Re: [Htmlparser-user] wrong link encoding?

SourceForge Headquarters 1320 Columbia Street Suite 310 San Diego, CA 92101 +1 (858) 422-6466

Eugeny,

Perhaps the web page is broken and has characters that can't be encoded 
by the encoding specified in the HTTP header or META tag.
Or perhaps those are lying and the real encoding is something else.
What does it look like in your browser?
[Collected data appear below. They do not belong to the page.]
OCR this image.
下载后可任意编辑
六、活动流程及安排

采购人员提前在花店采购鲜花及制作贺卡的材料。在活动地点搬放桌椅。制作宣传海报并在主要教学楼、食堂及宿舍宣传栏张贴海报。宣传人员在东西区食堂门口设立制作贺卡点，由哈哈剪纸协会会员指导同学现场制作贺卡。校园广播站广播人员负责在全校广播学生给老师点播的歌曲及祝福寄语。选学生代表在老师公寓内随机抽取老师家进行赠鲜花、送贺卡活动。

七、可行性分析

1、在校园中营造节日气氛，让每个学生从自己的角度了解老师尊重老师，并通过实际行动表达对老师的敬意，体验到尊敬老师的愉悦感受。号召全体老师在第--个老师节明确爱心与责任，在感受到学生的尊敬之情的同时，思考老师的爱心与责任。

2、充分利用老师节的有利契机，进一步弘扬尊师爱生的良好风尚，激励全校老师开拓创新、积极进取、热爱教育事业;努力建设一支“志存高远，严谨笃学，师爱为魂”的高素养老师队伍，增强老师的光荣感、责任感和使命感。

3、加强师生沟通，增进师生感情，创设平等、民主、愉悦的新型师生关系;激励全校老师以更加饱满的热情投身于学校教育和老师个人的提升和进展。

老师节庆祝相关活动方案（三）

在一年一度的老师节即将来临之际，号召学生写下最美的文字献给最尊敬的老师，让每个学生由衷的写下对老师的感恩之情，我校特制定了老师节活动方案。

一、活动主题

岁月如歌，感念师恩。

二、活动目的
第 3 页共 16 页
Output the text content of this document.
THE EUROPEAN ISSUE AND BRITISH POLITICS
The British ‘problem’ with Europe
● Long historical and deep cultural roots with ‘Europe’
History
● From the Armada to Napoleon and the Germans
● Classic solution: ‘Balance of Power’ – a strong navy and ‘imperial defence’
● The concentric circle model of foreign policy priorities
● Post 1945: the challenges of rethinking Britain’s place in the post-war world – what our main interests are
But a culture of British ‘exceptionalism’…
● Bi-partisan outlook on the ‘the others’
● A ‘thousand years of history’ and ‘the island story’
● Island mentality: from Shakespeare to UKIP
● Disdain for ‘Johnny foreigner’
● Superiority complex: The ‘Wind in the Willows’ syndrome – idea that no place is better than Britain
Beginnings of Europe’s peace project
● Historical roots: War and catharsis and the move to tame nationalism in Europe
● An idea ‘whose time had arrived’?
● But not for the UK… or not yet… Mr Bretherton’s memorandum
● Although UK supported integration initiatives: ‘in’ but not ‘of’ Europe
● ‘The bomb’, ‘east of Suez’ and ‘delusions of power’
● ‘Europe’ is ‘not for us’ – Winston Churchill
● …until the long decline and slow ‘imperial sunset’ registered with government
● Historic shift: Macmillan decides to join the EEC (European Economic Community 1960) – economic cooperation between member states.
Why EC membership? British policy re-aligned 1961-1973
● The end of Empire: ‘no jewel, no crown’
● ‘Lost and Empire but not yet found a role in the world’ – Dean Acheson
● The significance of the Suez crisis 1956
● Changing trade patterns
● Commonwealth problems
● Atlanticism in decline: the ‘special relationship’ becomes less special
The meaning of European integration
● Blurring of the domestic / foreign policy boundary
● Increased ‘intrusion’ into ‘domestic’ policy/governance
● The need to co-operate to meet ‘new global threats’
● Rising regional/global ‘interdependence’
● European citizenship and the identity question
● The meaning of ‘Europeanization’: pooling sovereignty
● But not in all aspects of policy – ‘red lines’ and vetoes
What encoding is it using to 
interpret it?
Use parser.setEncoding ("XXXXX"); to set the encoding before beginning 
the parse.

Derrick

Eugeny N Dzhurinsky wrote:

>Hello!
>I'm trying to parse this page and extract all links there: 
>http://www.vu.lt/lt/naujienos/337/
>
>for some reason the link to PDF file looks like: 
>http://www.vu.lt/site_files/InfS/Naujienos/istorik??%20dienos.pdf
>
>which is wrong. It seems like some wrong charset was used?
>
>Here is part of my code which does the parsing:
>
>public LinkedList parseDocument(InputStream document, String encoding) {
>    try {
>	Lexer lexer = new Lexer(new Page(document, encoding));
>	String href;
>	try {
>	    lexer.reset();
>	    if (banner != null)
>		validateBanner(lexer);
>	    lexer.reset();
>	    Parser parser = new Parser(lexer);
>	    NodeList list = null;
>	    try {
>		list = parser
>			.extractAllNodesThatMatch(new InterestedTagsFilter());
>	    } catch (EncodingChangeException e) {
>		log.warn(e);
>		lexer.reset();
>		lexer.getPage().setEncoding(parser.getEncoding());
>		list = parser
>			.extractAllNodesThatMatch(new InterestedTagsFilter());
>	    }
>	    for (SimpleNodeIterator it = list.elements(); it.hasMoreNodes();) {
>		TagNode node = (TagNode) it.nextNode();
>		href = null;
>		if (LinkTag.class.equals(node.getClass())
>			&& validateLink((LinkTag) node)) {
>		    href = ((LinkTag) node).getLink();
>		} else if (ImageTag.class.equals(node.getClass())
>			|| FrameTag.class.equals(node.getClass())) {
>		    href = node.getAttribute("src");
>		} else if (TitleTag.class.equals(node.getClass())) {
>		    title = ((TitleTag) node).getTitle();
>		} else if (BaseHrefTag.class.equals(node.getClass())) {
>		    try {
>			baseTag = getBaseURL(new URI(((BaseHrefTag) node)
>				.getBaseUrl(), false));
>		    } catch (URIException e2) {
>		    }
>		} else if (MetaTag.class.equals(node.getClass())
>			&& "refresh".equalsIgnoreCase(((MetaTag) node)
>				.getHttpEquiv())) {
>		    String URL = ((MetaTag) node).getMetaContent();
>		    if (URL != null && URL.length() > 0) {
>			String arr[] = URL.split("URL=");
>			if (arr != null && arr.length == 2)
>			    href = arr[1];
>		    }
>		}
>		if (href != null && href.length() > 0) {
>		    if (log.isDebugEnabled())
>------->		log.debug(href);		<-----------
>		    results.add(getURL(StringEscapeUtils
>			    .unescapeHtml(getEscapedURL(href.trim()))));
>		}
>	    }
>	    this.encoding = parser.getEncoding();
>	    if (log.isDebugEnabled())
>		log.debug(this.encoding);
>	} catch (ParserException e1) {
>	    log.error(e1, e1);
>	}
>    } catch (UnsupportedEncodingException e) {
>	log.error(e, e);
>    }
>    return results;
>}
>
>And on marked line application logs
>/site_files/InfS/Naujienos/istorik??%20dienos.pdf
>
>what could be wrong there?
>
>  
>